Mui Basin is in Mulyungi’s constituency. Ngilu visited the site without inviting him, he said.
“This is a national issue but I don’t understand why it should be discussed in the county alone,” Mulyungi said.
He said that as the people’s representative in Parliament, he should be involved in discussions about mining.
Residents have said that if expanded the mining will benefit them and their main concerns are resolved, they will accept it. But if only a few people will gain, they will reject it, they say.
A week ago, Governor Ngilu invited Petroleum and Mining CS John Munyes, investors and some people from the mining areas.
They said coal mining in Mui and quarrying for limestone in Ngaaie will start soon.
Ngilu told investors to avoid backdoor deals and use the right channels to get mining contracts.

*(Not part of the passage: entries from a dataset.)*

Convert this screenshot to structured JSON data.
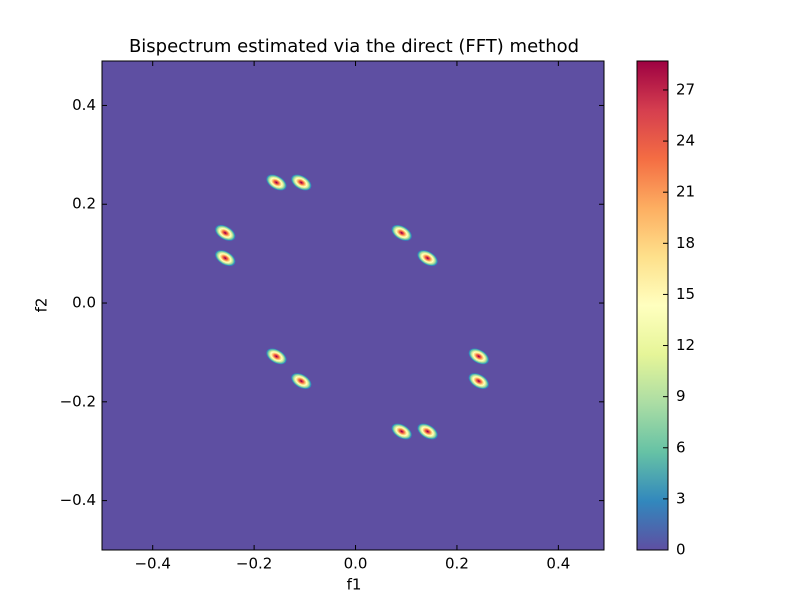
{
  "chart_data": {
    "type": "heatmap",
    "title": "Bispectrum estimated via the direct (FFT) method",
    "xlabel": "f1",
    "ylabel": "f2",
    "x": [
      -0.156,
      -0.107,
      -0.257,
      -0.257,
      0.091,
      0.142,
      -0.156,
      -0.107,
      0.243,
      0.243,
      0.091,
      0.142
    ],
    "y": [
      0.244,
      0.244,
      0.142,
      0.091,
      0.142,
      0.091,
      -0.108,
      -0.158,
      -0.108,
      -0.158,
      -0.26,
      -0.26
    ],
    "values": [
      29,
      29,
      29,
      29,
      29,
      29,
      29,
      29,
      29,
      29,
      29,
      29
    ],
    "xlim": [
      -0.5,
      0.49
    ],
    "ylim": [
      -0.5,
      0.49
    ],
    "xticks": [
      {
        "value": -0.4,
        "label": "−0.4"
      },
      {
        "value": -0.2,
        "label": "−0.2"
      },
      {
        "value": 0,
        "label": "0.0"
      },
      0.2,
      0.4
    ],
    "yticks": [
      {
        "value": -0.4,
        "label": "−0.4"
      },
      {
        "value": -0.2,
        "label": "−0.2"
      },
      {
        "value": 0,
        "label": "0.0"
      },
      0.2,
      0.4
    ],
    "clim": [
      0,
      28.7
    ],
    "cticks": [
      0,
      3,
      6,
      9,
      12,
      15,
      18,
      21,
      24,
      27
    ],
    "colormap": "Spectral"
  }
}
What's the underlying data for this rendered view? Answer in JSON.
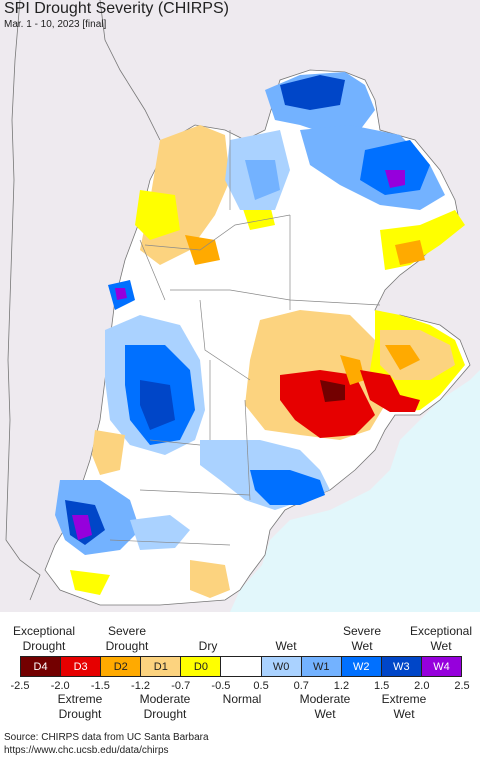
{
  "title": "SPI Drought Severity (CHIRPS)",
  "subtitle": "Mar. 1 - 10, 2023 [final]",
  "legend": {
    "top_labels": [
      {
        "text": "Exceptional\nDrought"
      },
      {
        "text": "Severe\nDrought"
      },
      {
        "text": "Dry"
      },
      {
        "text": "Wet"
      },
      {
        "text": "Severe\nWet"
      },
      {
        "text": "Exceptional\nWet"
      }
    ],
    "swatches": [
      {
        "code": "D4",
        "color": "#730000",
        "text_color": "#ffffff"
      },
      {
        "code": "D3",
        "color": "#e60000",
        "text_color": "#ffffff"
      },
      {
        "code": "D2",
        "color": "#ffaa00",
        "text_color": "#222222"
      },
      {
        "code": "D1",
        "color": "#fcd37f",
        "text_color": "#222222"
      },
      {
        "code": "D0",
        "color": "#ffff00",
        "text_color": "#222222"
      },
      {
        "code": "",
        "color": "#ffffff",
        "text_color": "#222222"
      },
      {
        "code": "W0",
        "color": "#aad2ff",
        "text_color": "#222222"
      },
      {
        "code": "W1",
        "color": "#73b2ff",
        "text_color": "#222222"
      },
      {
        "code": "W2",
        "color": "#0070ff",
        "text_color": "#ffffff"
      },
      {
        "code": "W3",
        "color": "#0046c8",
        "text_color": "#ffffff"
      },
      {
        "code": "W4",
        "color": "#9600dc",
        "text_color": "#ffffff"
      }
    ],
    "ticks": [
      "-2.5",
      "-2.0",
      "-1.5",
      "-1.2",
      "-0.7",
      "-0.5",
      "0.5",
      "0.7",
      "1.2",
      "1.5",
      "2.0",
      "2.5"
    ],
    "bottom_labels": [
      {
        "text": "Extreme\nDrought"
      },
      {
        "text": "Moderate\nDrought"
      },
      {
        "text": "Normal"
      },
      {
        "text": "Moderate\nWet"
      },
      {
        "text": "Extreme\nWet"
      }
    ]
  },
  "source": {
    "line1": "Source: CHIRPS data from UC Santa Barbara",
    "line2": "https://www.chc.ucsb.edu/data/chirps"
  }
}
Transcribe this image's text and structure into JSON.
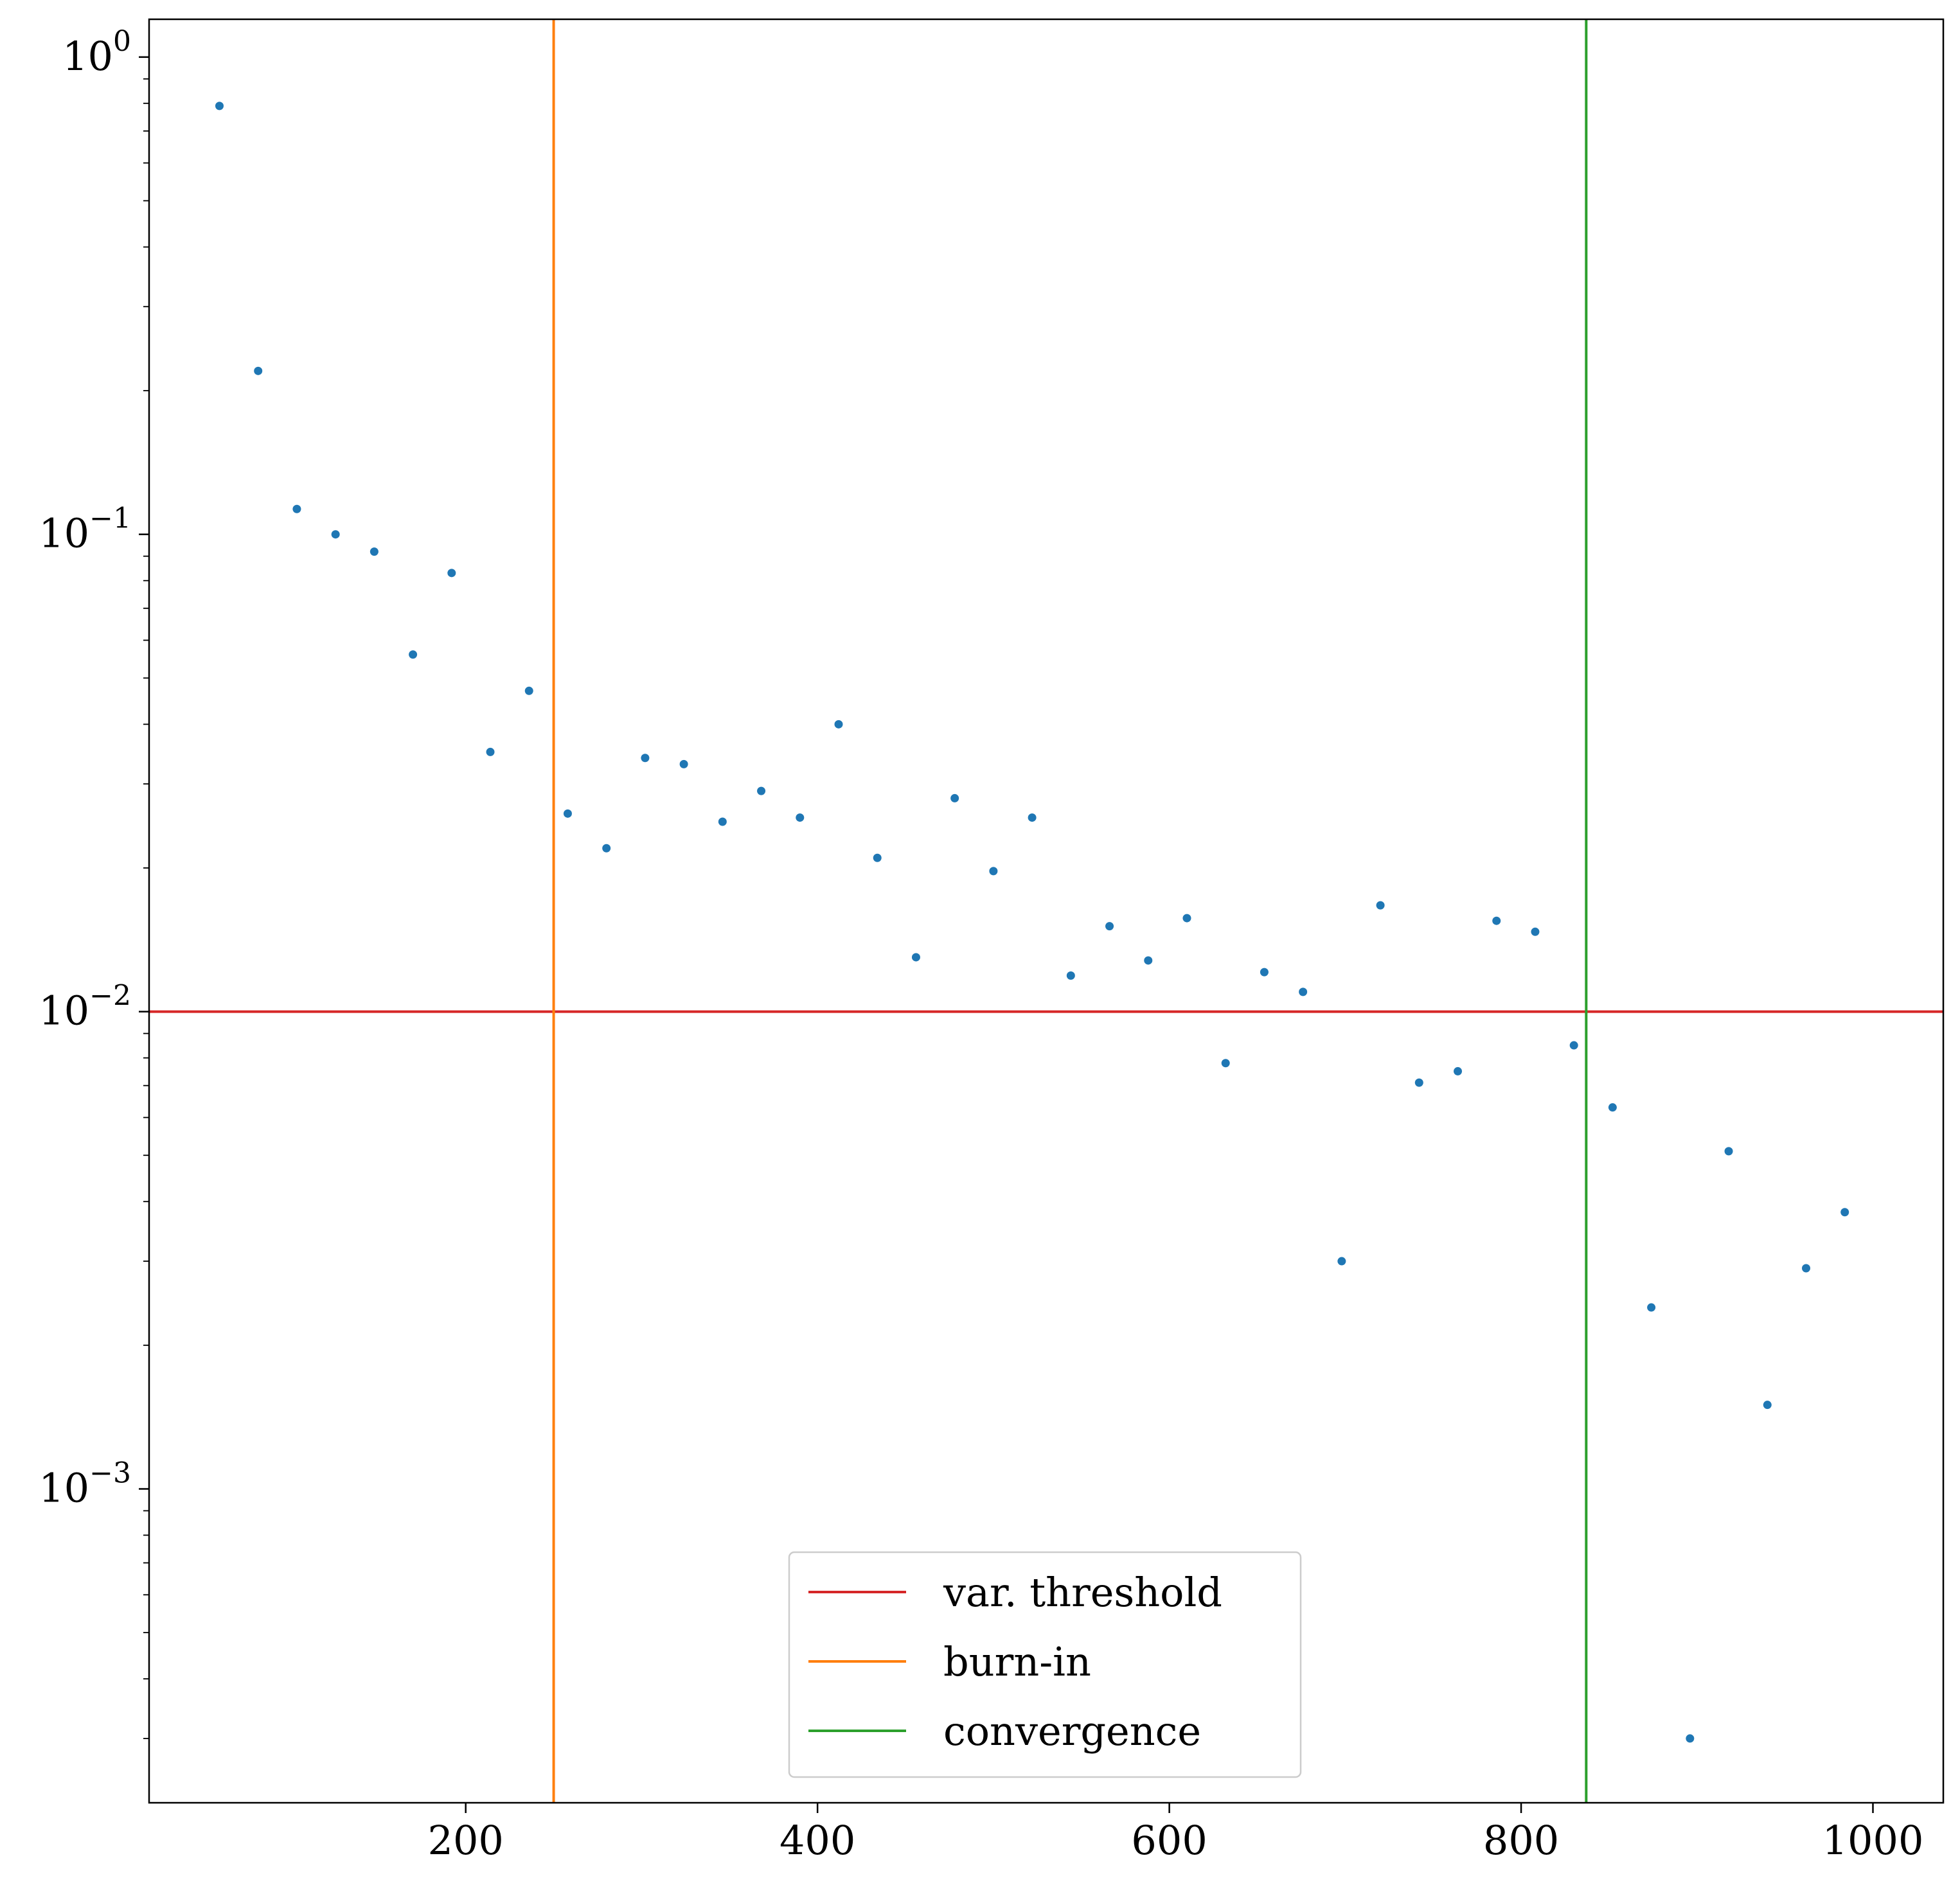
{
  "chart_data": {
    "type": "scatter",
    "title": "",
    "xlabel": "",
    "ylabel": "",
    "xscale": "linear",
    "yscale": "log",
    "xlim": [
      20,
      1040
    ],
    "ylim": [
      0.00022,
      1.2
    ],
    "grid": false,
    "x_ticks": [
      {
        "value": 200,
        "label": "200"
      },
      {
        "value": 400,
        "label": "400"
      },
      {
        "value": 600,
        "label": "600"
      },
      {
        "value": 800,
        "label": "800"
      },
      {
        "value": 1000,
        "label": "1000"
      }
    ],
    "y_ticks": [
      {
        "value": 1,
        "base": "10",
        "exp": "0"
      },
      {
        "value": 0.1,
        "base": "10",
        "exp": "−1"
      },
      {
        "value": 0.01,
        "base": "10",
        "exp": "−2"
      },
      {
        "value": 0.001,
        "base": "10",
        "exp": "−3"
      }
    ],
    "scatter": {
      "color": "#1f77b4",
      "points": [
        [
          60,
          0.79
        ],
        [
          82,
          0.22
        ],
        [
          104,
          0.113
        ],
        [
          126,
          0.1
        ],
        [
          148,
          0.092
        ],
        [
          170,
          0.056
        ],
        [
          192,
          0.083
        ],
        [
          214,
          0.035
        ],
        [
          236,
          0.047
        ],
        [
          258,
          0.026
        ],
        [
          280,
          0.022
        ],
        [
          302,
          0.034
        ],
        [
          324,
          0.033
        ],
        [
          346,
          0.025
        ],
        [
          368,
          0.029
        ],
        [
          390,
          0.0255
        ],
        [
          412,
          0.04
        ],
        [
          434,
          0.021
        ],
        [
          456,
          0.013
        ],
        [
          478,
          0.028
        ],
        [
          500,
          0.0197
        ],
        [
          522,
          0.0255
        ],
        [
          544,
          0.0119
        ],
        [
          566,
          0.0151
        ],
        [
          588,
          0.0128
        ],
        [
          610,
          0.0157
        ],
        [
          632,
          0.0078
        ],
        [
          654,
          0.0121
        ],
        [
          676,
          0.011
        ],
        [
          698,
          0.003
        ],
        [
          720,
          0.0167
        ],
        [
          742,
          0.0071
        ],
        [
          764,
          0.0075
        ],
        [
          786,
          0.0155
        ],
        [
          808,
          0.0147
        ],
        [
          830,
          0.0085
        ],
        [
          852,
          0.0063
        ],
        [
          874,
          0.0024
        ],
        [
          896,
          0.0003
        ],
        [
          918,
          0.0051
        ],
        [
          940,
          0.0015
        ],
        [
          962,
          0.0029
        ],
        [
          984,
          0.0038
        ]
      ]
    },
    "lines": [
      {
        "name": "var. threshold",
        "orientation": "horizontal",
        "value": 0.01,
        "color": "#d62728"
      },
      {
        "name": "burn-in",
        "orientation": "vertical",
        "value": 250,
        "color": "#ff7f0e"
      },
      {
        "name": "convergence",
        "orientation": "vertical",
        "value": 837,
        "color": "#2ca02c"
      }
    ],
    "legend": {
      "position": "lower center",
      "entries": [
        {
          "label": "var. threshold",
          "color": "#d62728"
        },
        {
          "label": "burn-in",
          "color": "#ff7f0e"
        },
        {
          "label": "convergence",
          "color": "#2ca02c"
        }
      ]
    }
  }
}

The mining will bring a lot of revenue to the county and the nation, she said. Ngilu said mining will eradicate poverty and create jobs.
Mining in Kitui has sparked controversy. Opponents say they fear relocated residents will not be compensated.
Questions have been raised about what will happen to family graves.
In Ngaaie, most residents have been compensated by Athi River Mining company. They have bought land elsewhere and settled.
“I think Ngilu is only playing public relations and looking for her own gain and not for the residents’ welfare,” Mulyungi said.
He said he would call a meeting of residents and leaders to consult. Mining will only start if the people approve, he said.
Coal in Kitui is estimated to be worth Sh12 trillion and limestone Sh4 trillion.
Kenya’s mineral deposits are increasingly being exploited. But experts failure to implement laws and ensure communities know their rights has meant the most marginalized are not benefiting.
Kenya also has proven deposits of titanium, gold, copper, niobium and manganese, as well as oil and gas reserves.